As government officials at all levels move quickly to respond to COVID-19 and protect the public’s health, it is vital that they also safeguard the public’s ability to participate in and access information about those decisions, EFF and a coalition of more than 100 organizations wrote in a letter on Friday.
Transparency and public access during this crisis is a necessary and important way to give those affected clarity into government decision-making. It’s neither normal nor healthy for democracy to hide or classify public health-related decisions or deliberations. At a time when whistleblowers and others have contributed to the public awareness of how agencies and government actors, in the U.S. and abroad, have responded to this crisis, it’s crucial that we see exactly how decisions with potentially life-altering ramifications are made. From the letter:
“At all times, but most especially during times of national crisis, trust and credibility are the government’s most precious assets. As people are asked to make increasing sacrifices in their daily lives for the greater good of public health, the legitimacy of government decision-making requires a renewed commitment to transparency.”
While some government functions move away from normal channels due to safety measures such as quarantines—for example, using private email accounts instead of government email accounts—every effort must be made to ensure those channels allow for messages to be publicly accessible. Agencies may struggle to respond quickly to public records requests and other requests for information at this time, which is why the default must be a commitment to transparency from the beginning, rather than obfuscation. For example, agencies should not follow the lead of the FBI, which has stopped accepting FOIA requests via email.

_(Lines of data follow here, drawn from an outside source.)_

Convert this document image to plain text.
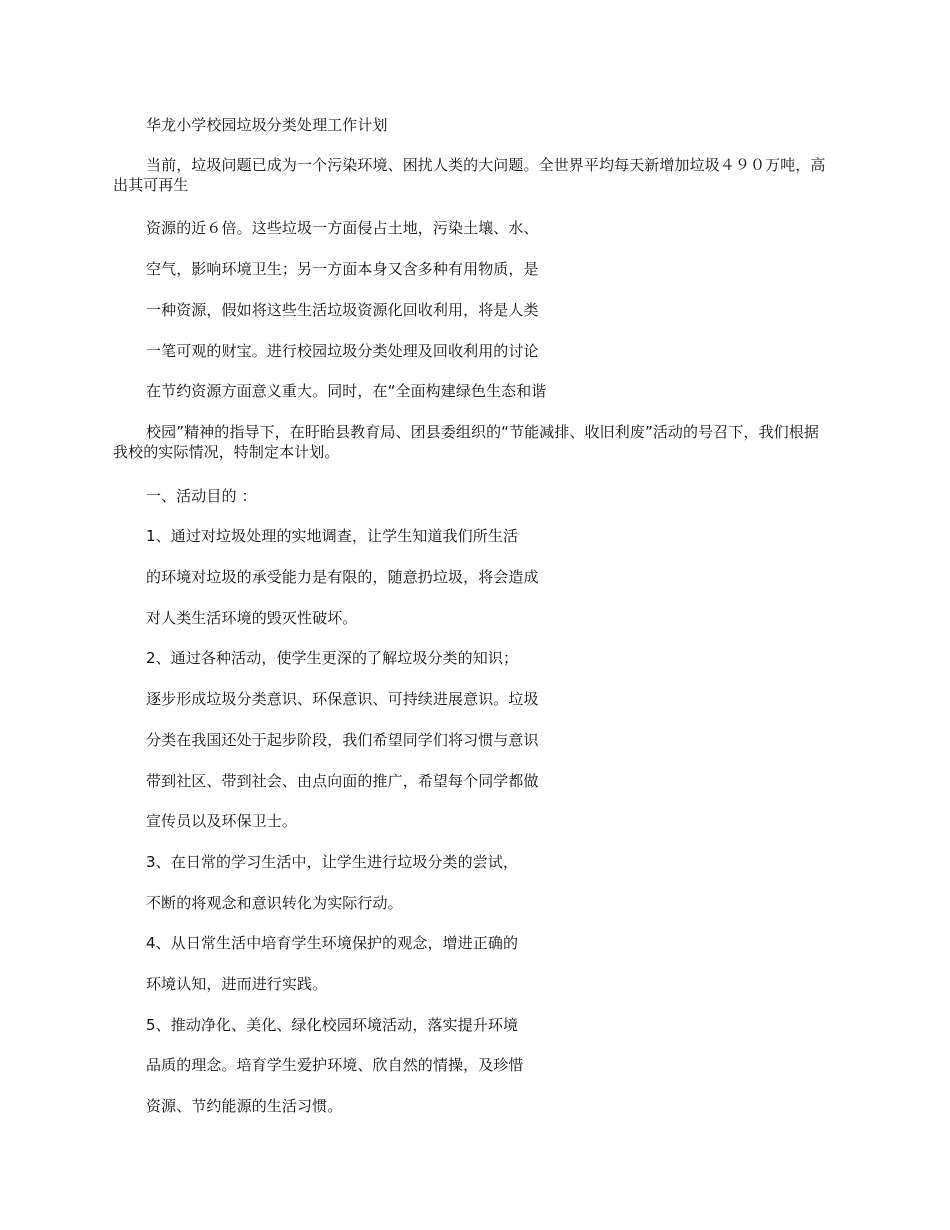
华龙小学校园垃圾分类处理工作计划

当前，垃圾问题已成为一个污染环境、困扰人类的大问题。全世界平均每天新增加垃圾４９０万吨，高出其可再生

资源的近６倍。这些垃圾一方面侵占土地，污染土壤、水、

空气，影响环境卫生；另一方面本身又含多种有用物质，是

一种资源，假如将这些生活垃圾资源化回收利用，将是人类

一笔可观的财宝。进行校园垃圾分类处理及回收利用的讨论

在节约资源方面意义重大。同时，在“全面构建绿色生态和谐

校园”精神的指导下，在盱眙县教育局、团县委组织的“节能减排、收旧利废”活动的号召下，我们根据我校的实际情况，特制定本计划。

一、活动目的 ：

1、通过对垃圾处理的实地调查，让学生知道我们所生活

的环境对垃圾的承受能力是有限的，随意扔垃圾，将会造成

对人类生活环境的毁灭性破坏。

2、通过各种活动，使学生更深的了解垃圾分类的知识；

逐步形成垃圾分类意识、环保意识、可持续进展意识。垃圾

分类在我国还处于起步阶段，我们希望同学们将习惯与意识

带到社区、带到社会、由点向面的推广，希望每个同学都做

宣传员以及环保卫士。

3、在日常的学习生活中，让学生进行垃圾分类的尝试，

不断的将观念和意识转化为实际行动。

4、从日常生活中培育学生环境保护的观念，增进正确的

环境认知，进而进行实践。

5、推动净化、美化、绿化校园环境活动，落实提升环境

品质的理念。培育学生爱护环境、欣自然的情操，及珍惜

资源、节约能源的生活习惯。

The letter also encourages governments to postpone important decisions that can be made after the current crisis, as officials should not exploit the inability for the public to participate in person in the short term:
“Just as citizens are being asked to defer nonessential travel and errands, so should government agencies defer noncritical policy-making decisions until full and meaningful public involvement can be guaranteed. Where postponement is not realistic, every available measure should be taken to (1) notify the public of meetings of government bodies and how to participate in those meetings remotely, (2) use widely available technologies to maximize real-time public engagement, and (3) preserve a viewable record of proceedings that is promptly made accessible online.”

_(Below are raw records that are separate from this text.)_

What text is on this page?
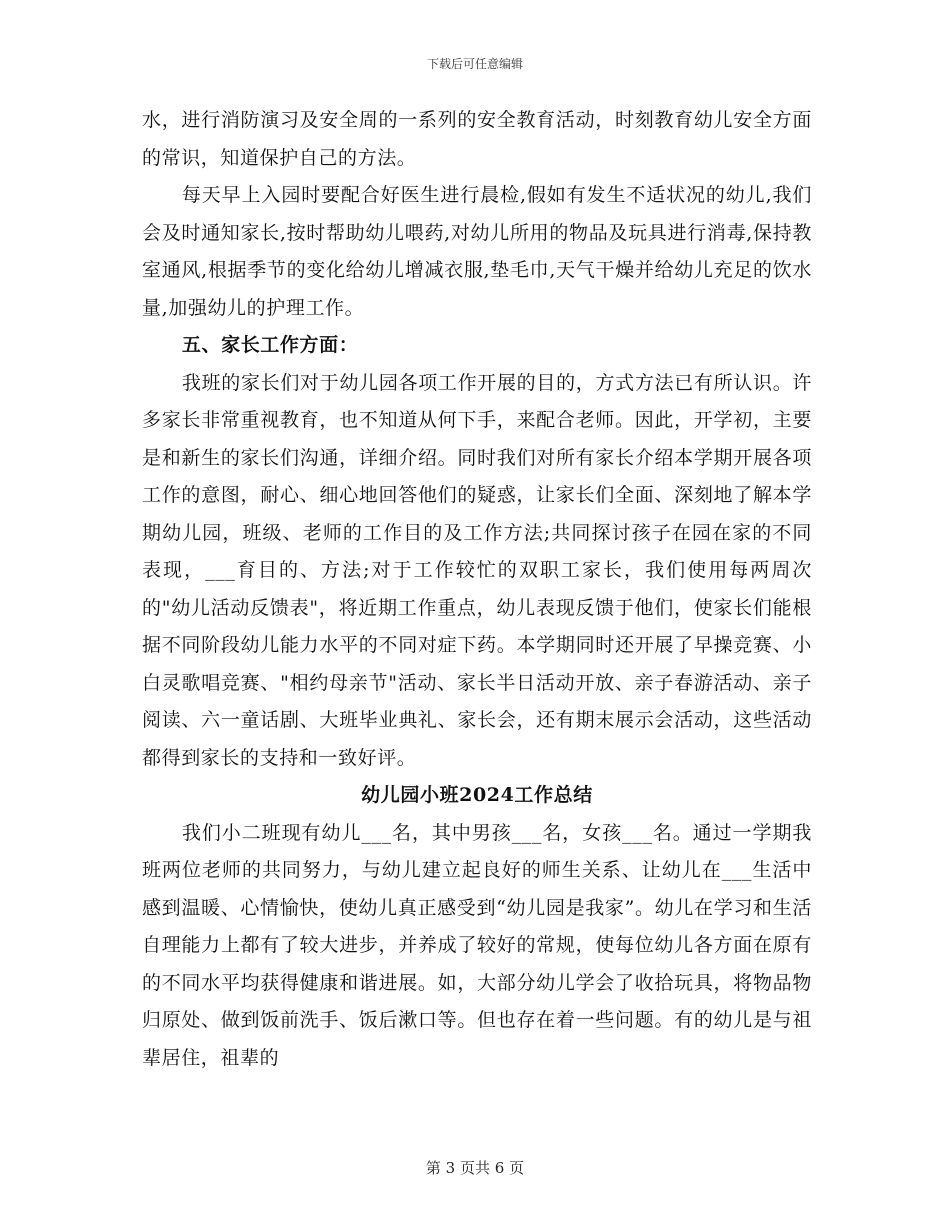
下载后可任意编辑

水，进行消防演习及安全周的一系列的安全教育活动，时刻教育幼儿安全方面的常识，知道保护自己的方法。

每天早上入园时要配合好医生进行晨检,假如有发生不适状况的幼儿,我们会及时通知家长,按时帮助幼儿喂药,对幼儿所用的物品及玩具进行消毒,保持教室通风,根据季节的变化给幼儿增减衣服,垫毛巾,天气干燥并给幼儿充足的饮水量,加强幼儿的护理工作。

五、家长工作方面：

我班的家长们对于幼儿园各项工作开展的目的，方式方法已有所认识。许多家长非常重视教育，也不知道从何下手，来配合老师。因此，开学初，主要是和新生的家长们沟通，详细介绍。同时我们对所有家长介绍本学期开展各项工作的意图，耐心、细心地回答他们的疑惑，让家长们全面、深刻地了解本学期幼儿园，班级、老师的工作目的及工作方法;共同探讨孩子在园在家的不同表现，___育目的、方法;对于工作较忙的双职工家长，我们使用每两周次的"幼儿活动反馈表"，将近期工作重点，幼儿表现反馈于他们，使家长们能根据不同阶段幼儿能力水平的不同对症下药。本学期同时还开展了早操竞赛、小白灵歌唱竞赛、"相约母亲节"活动、家长半日活动开放、亲子春游活动、亲子阅读、六一童话剧、大班毕业典礼、家长会，还有期末展示会活动，这些活动都得到家长的支持和一致好评。

幼儿园小班2024工作总结

我们小二班现有幼儿___名，其中男孩___名，女孩___名。通过一学期我班两位老师的共同努力，与幼儿建立起良好的师生关系、让幼儿在___生活中感到温暖、心情愉快，使幼儿真正感受到“幼儿园是我家”。幼儿在学习和生活自理能力上都有了较大进步，并养成了较好的常规，使每位幼儿各方面在原有的不同水平均获得健康和谐进展。如，大部分幼儿学会了收拾玩具，将物品物归原处、做到饭前洗手、饭后漱口等。但也存在着一些问题。有的幼儿是与祖辈居住，祖辈的

第 3 页共 6 页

Transparency is among the principles EFF has laid out for government to take into consideration and commit to during this crisis. Knowing “what the government is up to” is often the first step in ensuring that the government respects the civil liberties of its citizens, and during a crisis, this knowledge takes on extraordinary importance. Though this may take additional effort due to the severity of the pandemic, it is essential that government actions be clearly and quickly explained to the public. Moreover, transparency is particularly important so the public can scrutinize fast-moving efforts to have private companies work with the government to respond to COVID-19, such as the reported Google effort to help broaden access to screening for the virus.
EFF is a fierce defender of government transparency, which is especially important given reports of secretive talks between government agencies and corporations hoping to deploy technologies such as cell-phone location tracking, advanced video analytics, and biometric surveillance.
The rallying cry of these difficult times is that we’re all in this together. We agree, and that includes keeping everyone in the loop when it comes to technology that could cause long-lasting damage to our rights after the crisis has passed.